Basically, you are paying a premium for additional scalability. In our above example, if you had spec’d a long term need for a 4 cpu server, you are paying a $7,500 scalability premium over the base model to be able to eventually scale to 4. This is based on the assumption that your growth predictions are correct and that you have accurately turned user growth into cpu / memory consumption. If you had come up with an 8 cpu box in your capacity planning exercise, your scalability premium would be around $16,500.
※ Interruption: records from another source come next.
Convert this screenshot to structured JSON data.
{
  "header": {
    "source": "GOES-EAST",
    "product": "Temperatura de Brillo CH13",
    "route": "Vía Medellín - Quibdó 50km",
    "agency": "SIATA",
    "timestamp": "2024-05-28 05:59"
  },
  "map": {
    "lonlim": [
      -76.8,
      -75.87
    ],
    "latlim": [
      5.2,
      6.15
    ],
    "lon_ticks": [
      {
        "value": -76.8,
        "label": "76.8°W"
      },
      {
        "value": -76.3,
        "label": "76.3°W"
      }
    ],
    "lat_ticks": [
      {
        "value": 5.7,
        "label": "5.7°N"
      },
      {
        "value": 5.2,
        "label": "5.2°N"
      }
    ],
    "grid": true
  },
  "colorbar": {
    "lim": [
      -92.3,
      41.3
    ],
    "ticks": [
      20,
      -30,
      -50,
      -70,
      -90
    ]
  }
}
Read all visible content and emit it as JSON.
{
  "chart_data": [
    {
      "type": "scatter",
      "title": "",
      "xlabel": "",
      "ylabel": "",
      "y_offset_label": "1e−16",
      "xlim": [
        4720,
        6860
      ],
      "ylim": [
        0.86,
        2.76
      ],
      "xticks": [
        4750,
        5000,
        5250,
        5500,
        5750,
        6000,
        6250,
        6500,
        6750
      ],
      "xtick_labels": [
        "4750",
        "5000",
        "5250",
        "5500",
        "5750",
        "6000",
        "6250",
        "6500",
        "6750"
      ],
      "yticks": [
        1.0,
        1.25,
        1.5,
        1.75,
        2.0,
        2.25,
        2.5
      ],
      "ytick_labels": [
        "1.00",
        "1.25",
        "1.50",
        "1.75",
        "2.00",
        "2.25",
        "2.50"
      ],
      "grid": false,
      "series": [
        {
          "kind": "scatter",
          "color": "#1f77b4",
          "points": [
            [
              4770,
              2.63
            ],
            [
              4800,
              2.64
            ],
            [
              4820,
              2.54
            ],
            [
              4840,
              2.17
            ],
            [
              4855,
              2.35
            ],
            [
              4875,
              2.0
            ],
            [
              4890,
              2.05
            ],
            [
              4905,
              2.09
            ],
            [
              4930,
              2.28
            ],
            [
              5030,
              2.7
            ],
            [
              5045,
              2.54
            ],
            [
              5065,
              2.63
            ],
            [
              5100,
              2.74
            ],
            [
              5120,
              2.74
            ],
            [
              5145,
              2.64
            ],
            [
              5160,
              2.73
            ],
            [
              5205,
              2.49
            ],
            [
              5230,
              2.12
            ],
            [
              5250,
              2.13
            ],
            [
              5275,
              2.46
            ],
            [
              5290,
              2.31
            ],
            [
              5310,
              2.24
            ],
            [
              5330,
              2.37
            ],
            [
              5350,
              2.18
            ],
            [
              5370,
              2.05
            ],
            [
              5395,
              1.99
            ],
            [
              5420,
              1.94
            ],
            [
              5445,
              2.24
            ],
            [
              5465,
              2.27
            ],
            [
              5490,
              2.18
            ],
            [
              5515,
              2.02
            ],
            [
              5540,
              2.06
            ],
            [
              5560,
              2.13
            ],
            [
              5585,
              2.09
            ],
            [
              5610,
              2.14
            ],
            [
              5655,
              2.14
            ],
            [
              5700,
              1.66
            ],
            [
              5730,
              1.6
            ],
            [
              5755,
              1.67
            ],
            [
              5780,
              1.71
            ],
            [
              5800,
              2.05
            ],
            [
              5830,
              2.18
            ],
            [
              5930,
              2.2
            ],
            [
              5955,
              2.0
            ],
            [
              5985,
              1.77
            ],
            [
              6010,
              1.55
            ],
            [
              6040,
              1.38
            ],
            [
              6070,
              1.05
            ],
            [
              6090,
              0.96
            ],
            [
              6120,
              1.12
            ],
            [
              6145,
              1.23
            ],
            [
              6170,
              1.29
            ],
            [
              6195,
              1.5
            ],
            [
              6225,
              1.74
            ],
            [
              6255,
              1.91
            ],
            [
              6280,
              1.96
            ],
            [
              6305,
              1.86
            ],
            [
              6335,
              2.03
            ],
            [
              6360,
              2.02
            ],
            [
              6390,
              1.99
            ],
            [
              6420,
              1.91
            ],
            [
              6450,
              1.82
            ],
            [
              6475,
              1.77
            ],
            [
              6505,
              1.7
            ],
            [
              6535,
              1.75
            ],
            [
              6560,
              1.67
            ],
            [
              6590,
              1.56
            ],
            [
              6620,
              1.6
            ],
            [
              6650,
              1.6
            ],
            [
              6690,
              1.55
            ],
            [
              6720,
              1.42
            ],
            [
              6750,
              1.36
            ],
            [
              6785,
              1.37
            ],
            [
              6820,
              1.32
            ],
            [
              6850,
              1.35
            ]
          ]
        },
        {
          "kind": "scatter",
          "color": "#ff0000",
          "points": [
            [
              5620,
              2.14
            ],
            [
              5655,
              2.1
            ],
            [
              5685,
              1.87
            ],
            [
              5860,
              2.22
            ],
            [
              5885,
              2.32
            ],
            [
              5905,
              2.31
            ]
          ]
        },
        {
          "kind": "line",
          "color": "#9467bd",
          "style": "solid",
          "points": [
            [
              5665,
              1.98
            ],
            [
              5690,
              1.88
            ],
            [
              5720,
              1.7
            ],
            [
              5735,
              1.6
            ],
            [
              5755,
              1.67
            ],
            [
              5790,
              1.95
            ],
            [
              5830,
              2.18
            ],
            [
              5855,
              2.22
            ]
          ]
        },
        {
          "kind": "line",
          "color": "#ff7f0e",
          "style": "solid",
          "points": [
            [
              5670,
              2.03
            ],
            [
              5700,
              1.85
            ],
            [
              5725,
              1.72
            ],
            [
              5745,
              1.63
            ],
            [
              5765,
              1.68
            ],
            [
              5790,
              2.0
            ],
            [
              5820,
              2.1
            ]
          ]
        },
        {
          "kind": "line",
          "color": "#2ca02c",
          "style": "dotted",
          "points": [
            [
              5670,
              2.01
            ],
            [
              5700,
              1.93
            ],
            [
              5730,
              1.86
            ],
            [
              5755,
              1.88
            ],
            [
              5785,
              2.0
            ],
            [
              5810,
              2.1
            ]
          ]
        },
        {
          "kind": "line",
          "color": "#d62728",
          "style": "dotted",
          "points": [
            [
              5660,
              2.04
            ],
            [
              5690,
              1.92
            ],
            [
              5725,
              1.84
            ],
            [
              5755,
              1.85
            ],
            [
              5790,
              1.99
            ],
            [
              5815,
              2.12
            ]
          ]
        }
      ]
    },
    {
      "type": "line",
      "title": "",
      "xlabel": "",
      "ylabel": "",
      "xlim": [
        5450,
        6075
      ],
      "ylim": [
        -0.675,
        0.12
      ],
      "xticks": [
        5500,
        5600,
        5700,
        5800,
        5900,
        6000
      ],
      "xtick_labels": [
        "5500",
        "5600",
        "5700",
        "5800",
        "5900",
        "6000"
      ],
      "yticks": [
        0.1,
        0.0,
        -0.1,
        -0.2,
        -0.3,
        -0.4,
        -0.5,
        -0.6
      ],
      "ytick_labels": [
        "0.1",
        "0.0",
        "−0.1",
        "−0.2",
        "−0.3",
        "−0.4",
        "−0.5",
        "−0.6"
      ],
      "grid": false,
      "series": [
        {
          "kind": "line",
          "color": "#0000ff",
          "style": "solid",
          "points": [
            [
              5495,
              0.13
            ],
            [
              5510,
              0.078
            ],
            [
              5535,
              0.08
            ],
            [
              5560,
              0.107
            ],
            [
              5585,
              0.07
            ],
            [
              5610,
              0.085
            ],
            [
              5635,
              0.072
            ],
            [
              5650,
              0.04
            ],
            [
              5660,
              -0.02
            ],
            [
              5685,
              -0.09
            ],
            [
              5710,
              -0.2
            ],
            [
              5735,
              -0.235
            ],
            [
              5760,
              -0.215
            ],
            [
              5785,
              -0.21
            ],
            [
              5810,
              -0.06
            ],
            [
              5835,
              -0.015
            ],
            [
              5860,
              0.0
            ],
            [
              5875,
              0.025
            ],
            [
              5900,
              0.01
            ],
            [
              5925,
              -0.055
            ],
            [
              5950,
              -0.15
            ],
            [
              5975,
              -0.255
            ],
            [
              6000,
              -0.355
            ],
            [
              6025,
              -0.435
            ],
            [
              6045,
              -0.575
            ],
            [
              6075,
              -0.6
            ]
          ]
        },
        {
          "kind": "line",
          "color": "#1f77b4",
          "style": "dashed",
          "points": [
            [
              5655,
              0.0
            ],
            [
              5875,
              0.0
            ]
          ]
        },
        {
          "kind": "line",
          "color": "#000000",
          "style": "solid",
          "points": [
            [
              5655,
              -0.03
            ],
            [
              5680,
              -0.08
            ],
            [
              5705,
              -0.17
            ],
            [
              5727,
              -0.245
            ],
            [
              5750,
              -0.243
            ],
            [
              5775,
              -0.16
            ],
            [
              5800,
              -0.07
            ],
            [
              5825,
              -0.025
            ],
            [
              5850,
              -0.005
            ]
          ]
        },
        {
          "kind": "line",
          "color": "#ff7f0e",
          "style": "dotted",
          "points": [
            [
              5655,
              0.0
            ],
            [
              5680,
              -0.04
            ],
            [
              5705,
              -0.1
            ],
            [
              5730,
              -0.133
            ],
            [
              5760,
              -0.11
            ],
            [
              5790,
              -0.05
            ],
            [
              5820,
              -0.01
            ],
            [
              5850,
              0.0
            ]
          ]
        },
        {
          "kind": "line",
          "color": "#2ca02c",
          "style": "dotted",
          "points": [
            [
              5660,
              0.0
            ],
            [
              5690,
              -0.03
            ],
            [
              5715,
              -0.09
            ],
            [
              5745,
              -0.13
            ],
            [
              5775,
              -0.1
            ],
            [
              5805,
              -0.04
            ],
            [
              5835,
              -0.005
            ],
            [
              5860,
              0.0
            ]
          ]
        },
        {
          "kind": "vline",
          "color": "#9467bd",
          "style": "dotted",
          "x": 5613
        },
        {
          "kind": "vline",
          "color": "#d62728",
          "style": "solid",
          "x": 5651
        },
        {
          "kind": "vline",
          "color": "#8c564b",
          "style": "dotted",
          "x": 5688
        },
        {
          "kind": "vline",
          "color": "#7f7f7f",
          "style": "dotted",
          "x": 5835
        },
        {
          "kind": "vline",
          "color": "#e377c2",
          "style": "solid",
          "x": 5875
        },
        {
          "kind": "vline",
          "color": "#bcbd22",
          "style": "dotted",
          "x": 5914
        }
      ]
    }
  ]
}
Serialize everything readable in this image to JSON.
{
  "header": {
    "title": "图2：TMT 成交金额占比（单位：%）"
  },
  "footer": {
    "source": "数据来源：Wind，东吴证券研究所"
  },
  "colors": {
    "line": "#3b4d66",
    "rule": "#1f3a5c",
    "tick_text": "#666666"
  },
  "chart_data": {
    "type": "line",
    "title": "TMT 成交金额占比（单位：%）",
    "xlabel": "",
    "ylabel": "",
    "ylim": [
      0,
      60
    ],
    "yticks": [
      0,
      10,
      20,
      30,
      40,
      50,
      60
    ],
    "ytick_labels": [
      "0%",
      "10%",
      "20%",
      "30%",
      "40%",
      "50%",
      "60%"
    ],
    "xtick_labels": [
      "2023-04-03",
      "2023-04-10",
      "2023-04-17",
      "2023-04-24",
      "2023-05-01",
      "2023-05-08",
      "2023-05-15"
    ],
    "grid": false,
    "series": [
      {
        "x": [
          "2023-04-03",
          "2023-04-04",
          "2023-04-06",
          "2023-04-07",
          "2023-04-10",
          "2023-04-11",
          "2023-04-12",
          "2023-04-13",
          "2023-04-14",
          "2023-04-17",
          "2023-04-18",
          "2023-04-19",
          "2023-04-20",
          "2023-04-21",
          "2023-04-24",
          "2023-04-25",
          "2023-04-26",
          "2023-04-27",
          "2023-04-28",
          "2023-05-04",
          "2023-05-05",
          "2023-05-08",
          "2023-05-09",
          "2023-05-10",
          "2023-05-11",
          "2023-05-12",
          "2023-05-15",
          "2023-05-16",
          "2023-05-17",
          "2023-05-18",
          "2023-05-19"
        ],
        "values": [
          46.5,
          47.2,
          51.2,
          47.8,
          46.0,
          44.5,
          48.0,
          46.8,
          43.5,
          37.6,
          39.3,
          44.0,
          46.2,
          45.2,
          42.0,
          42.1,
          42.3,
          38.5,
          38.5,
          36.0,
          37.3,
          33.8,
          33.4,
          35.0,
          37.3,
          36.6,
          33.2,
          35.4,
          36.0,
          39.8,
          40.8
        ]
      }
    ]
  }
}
Not only are you paying somewhere between 700% – 1600% over the base configuration for a scalability premium, you have increased your risk exposure if your capacity or growth numbers were off. If your capacity numbers were high or the business did not meet growth projections, you have spent more money than is really needed. If you missed low or the product surpassed expectations, you now might have to buy yet a bigger server which makes your initial investment obsolete.
One of the beauties of cloud computing is that it changes this scenario by not forcing customers to pay the scalability premium. If you want to start small, you pay a small rate for the cloud resource and as you grow, you pay for the additional capacity you need, not for the ability to add capacity. For example, I calculated the SoftLayer Cloud Computing scalability premium to be about 4.5% to go from 2 cpu cores to 8 cores: (monthly cost of 8 cpus – (monthly cost of 2 cpus * 4)) / (monthly cost of 2 cpus * 4). From 2 to 16, the premium was actually negative.
Another benefit of cloud computing on vertical capacity planning is that there is no prolonged turnaround time for ordering and installing of new capacity. Your server is virtualized, so if you decide you needed 8 more cpu’s and 8 more GB of ram for your cloud instance, fill out a quick form, pick an upgrade date and go.
While these are just a couple of the ways cloud computing can benefit vertical capacity planning and reduce risk, horizontal capacity planning with cloud computing is even easier. Think: click a button to make a new copy of a cloud computing instance in a hurry… but maybe that will be in another post.